E Pedro lançou uma bola de volta e Lúcia acertou Suzana e eles fizeram uma guerra de neve, menos Edmundo que estava emburrado pois agora teria que confessar que já esteve em Nárnia e o pior, daria toda razão a Lúcia
– Devíamos voltar — disse Suzana batendo os dentes de frio
– Agora devíamos dar uma olhada! — Edmundo queria mesmo era mais manjar turco
– Seu mentiroso. Peça desculpas a Lu! — dizia Pedro bravo dando um tapa em Ed
– Ai... desculpa! — ele disse mal humorado
– Tudo bem, algumas crianças não sabem quando parar de brincar — Lúcia retrucou
– Enfim, acho que Lu devia decidir o que fazer — disse Pedro
– Adoraria que vocês conhecessem o Sr. Tumnus! Lá tem chá quentinho, torradas e sardinha! Sigam-me!

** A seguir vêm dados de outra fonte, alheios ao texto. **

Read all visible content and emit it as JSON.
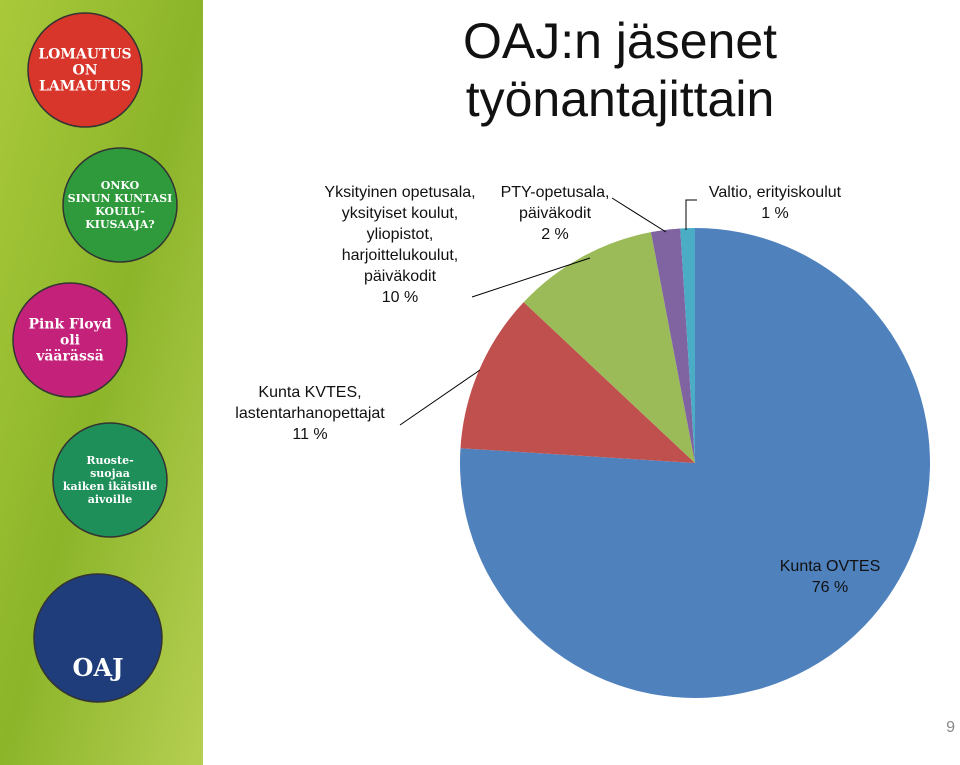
{
  "chart_data": {
    "type": "pie",
    "title": "OAJ:n jäsenet työnantajittain",
    "categories": [
      "Kunta OVTES",
      "Kunta KVTES, lastentarhanopettajat",
      "Yksityinen opetusala, yksityiset koulut, yliopistot, harjoittelukoulut, päiväkodit",
      "PTY-opetusala, päiväkodit",
      "Valtio, erityiskoulut"
    ],
    "values": [
      76,
      11,
      10,
      2,
      1
    ],
    "value_labels": [
      "76 %",
      "11 %",
      "10 %",
      "2 %",
      "1 %"
    ],
    "colors": [
      "#4f81bd",
      "#c0504d",
      "#9bbb59",
      "#8064a2",
      "#4bacc6"
    ],
    "start_angle": 0,
    "direction": "clockwise"
  },
  "badges": [
    [
      "LOMAUTUS",
      "ON",
      "LAMAUTUS"
    ],
    [
      "ONKO",
      "SINUN KUNTASI",
      "KOULU-",
      "KIUSAAJA?"
    ],
    [
      "Pink Floyd",
      "oli",
      "väärässä"
    ],
    [
      "Ruoste-",
      "suojaa",
      "kaiken ikäisille",
      "aivoille"
    ],
    [
      "OAJ"
    ]
  ],
  "slide_number": 9
}
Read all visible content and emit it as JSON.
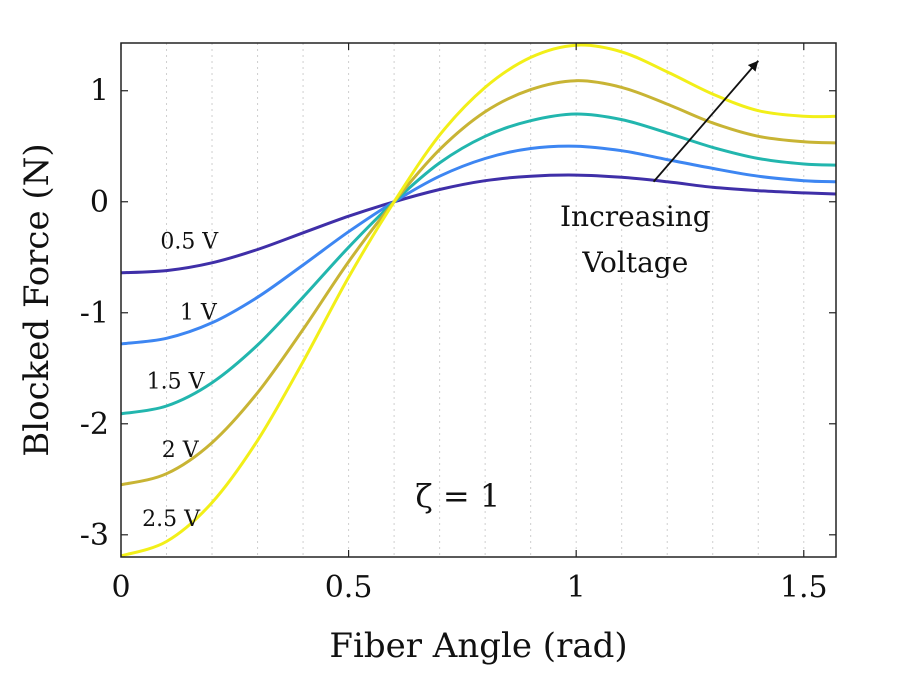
{
  "chart_data": {
    "type": "line",
    "xlabel": "Fiber Angle (rad)",
    "ylabel": "Blocked Force (N)",
    "xlim": [
      0,
      1.5708
    ],
    "ylim": [
      -3.2,
      1.43
    ],
    "x_ticks": [
      0,
      0.5,
      1,
      1.5
    ],
    "x_tick_labels": [
      "0",
      "0.5",
      "1",
      "1.5"
    ],
    "y_ticks": [
      1,
      0,
      -1,
      -2,
      -3
    ],
    "y_tick_labels": [
      "1",
      "0",
      "-1",
      "-2",
      "-3"
    ],
    "grid": "vertical-dotted",
    "x": [
      0,
      0.1,
      0.2,
      0.3,
      0.4,
      0.5,
      0.6,
      0.7,
      0.8,
      0.9,
      1.0,
      1.1,
      1.2,
      1.3,
      1.4,
      1.5,
      1.5708
    ],
    "series": [
      {
        "name": "0.5 V",
        "color": "#3f2fa8",
        "values": [
          -0.64,
          -0.62,
          -0.55,
          -0.43,
          -0.28,
          -0.13,
          0.0,
          0.11,
          0.19,
          0.23,
          0.24,
          0.22,
          0.18,
          0.13,
          0.1,
          0.08,
          0.07
        ]
      },
      {
        "name": "1 V",
        "color": "#3d86f2",
        "values": [
          -1.28,
          -1.23,
          -1.09,
          -0.86,
          -0.57,
          -0.27,
          0.0,
          0.23,
          0.39,
          0.48,
          0.5,
          0.46,
          0.38,
          0.3,
          0.23,
          0.19,
          0.18
        ]
      },
      {
        "name": "1.5 V",
        "color": "#22b6ae",
        "values": [
          -1.91,
          -1.84,
          -1.63,
          -1.29,
          -0.86,
          -0.41,
          0.0,
          0.35,
          0.59,
          0.73,
          0.79,
          0.74,
          0.62,
          0.49,
          0.39,
          0.34,
          0.33
        ]
      },
      {
        "name": "2 V",
        "color": "#c8b434",
        "values": [
          -2.55,
          -2.45,
          -2.17,
          -1.72,
          -1.15,
          -0.54,
          0.0,
          0.47,
          0.81,
          1.01,
          1.09,
          1.03,
          0.88,
          0.71,
          0.59,
          0.54,
          0.53
        ]
      },
      {
        "name": "2.5 V",
        "color": "#f2ef18",
        "values": [
          -3.19,
          -3.06,
          -2.71,
          -2.15,
          -1.44,
          -0.68,
          0.0,
          0.6,
          1.03,
          1.3,
          1.41,
          1.35,
          1.17,
          0.97,
          0.82,
          0.77,
          0.77
        ]
      }
    ],
    "series_labels": [
      {
        "text": "0.5 V",
        "x": 0.15,
        "y": -0.42
      },
      {
        "text": "1 V",
        "x": 0.17,
        "y": -1.06
      },
      {
        "text": "1.5 V",
        "x": 0.12,
        "y": -1.68
      },
      {
        "text": "2 V",
        "x": 0.13,
        "y": -2.3
      },
      {
        "text": "2.5 V",
        "x": 0.11,
        "y": -2.92
      }
    ],
    "annotations": {
      "arrow_label_line1": "Increasing",
      "arrow_label_line2": "Voltage",
      "arrow_from": {
        "x": 1.17,
        "y": 0.18
      },
      "arrow_to": {
        "x": 1.4,
        "y": 1.27
      },
      "label_anchor": {
        "x": 1.13,
        "y": -0.22
      },
      "zeta_text": "ζ = 1",
      "zeta_anchor": {
        "x": 0.74,
        "y": -2.75
      }
    }
  }
}
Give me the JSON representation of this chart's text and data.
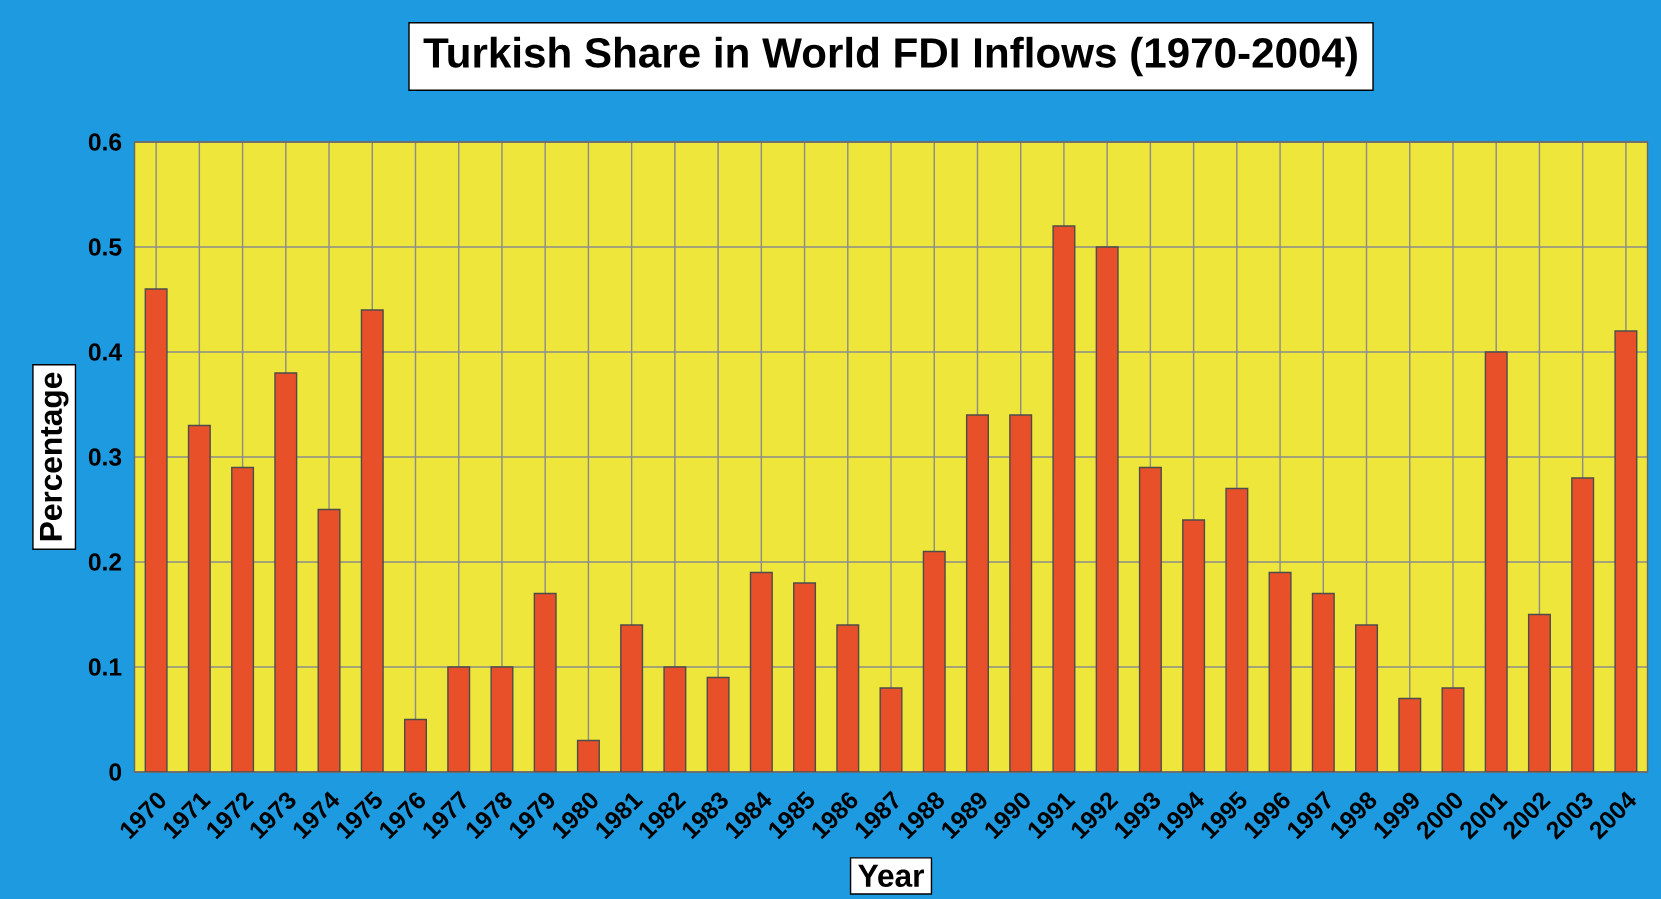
{
  "chart_data": {
    "type": "bar",
    "title": "Turkish Share in World FDI Inflows (1970-2004)",
    "xlabel": "Year",
    "ylabel": "Percentage",
    "categories": [
      "1970",
      "1971",
      "1972",
      "1973",
      "1974",
      "1975",
      "1976",
      "1977",
      "1978",
      "1979",
      "1980",
      "1981",
      "1982",
      "1983",
      "1984",
      "1985",
      "1986",
      "1987",
      "1988",
      "1989",
      "1990",
      "1991",
      "1992",
      "1993",
      "1994",
      "1995",
      "1996",
      "1997",
      "1998",
      "1999",
      "2000",
      "2001",
      "2002",
      "2003",
      "2004"
    ],
    "values": [
      0.46,
      0.33,
      0.29,
      0.38,
      0.25,
      0.44,
      0.05,
      0.1,
      0.1,
      0.17,
      0.03,
      0.14,
      0.1,
      0.09,
      0.19,
      0.18,
      0.14,
      0.08,
      0.21,
      0.34,
      0.34,
      0.52,
      0.5,
      0.29,
      0.24,
      0.27,
      0.19,
      0.17,
      0.14,
      0.07,
      0.08,
      0.4,
      0.15,
      0.28,
      0.42
    ],
    "color": "#e8502a",
    "ylim": [
      0,
      0.6
    ],
    "yticks": [
      0,
      0.1,
      0.2,
      0.3,
      0.4,
      0.5,
      0.6
    ],
    "grid": true
  }
}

Mas quando eles chegaram na casa do fauno, a porta dele esta despedaçada, Lúcia ficou tão preocupada que disparou para dentro da casa que estava toda revirada. Acontece que Sr. Tumnus já tinha sumido desde a ultima vez que Lúcia e Edmundo estiveram em Nárnia.
– Quem faria isso? — disse Lúcia
– O fauno Tumnus foi acusado de alta traição contra sua Majestade Jadis, Rainha de Nárnia por abrigar inimigos e confraternizar com humados. Assinado Maugrim, comandante da polícia secreta. Viva a rainha! — Pedro leu um papel
– Devemos ir embora, se fizeram algo com Sr. Tumnus por ele apenas falar com humanos, imagina o que eles fariam com a gente! — disse Suzana
– Você não entendeu? Eu fui a humana. Temos que ajudar! — disse Lúcia chorosa
– Psiu psiu
– Aquele pássaro fez psiu pra nós? — perguntou Suzana
E novamente os irmãos se colocaram pra fora da casa, um barulho estranho de algo de movendo veio dentre as árvores. Era um castor.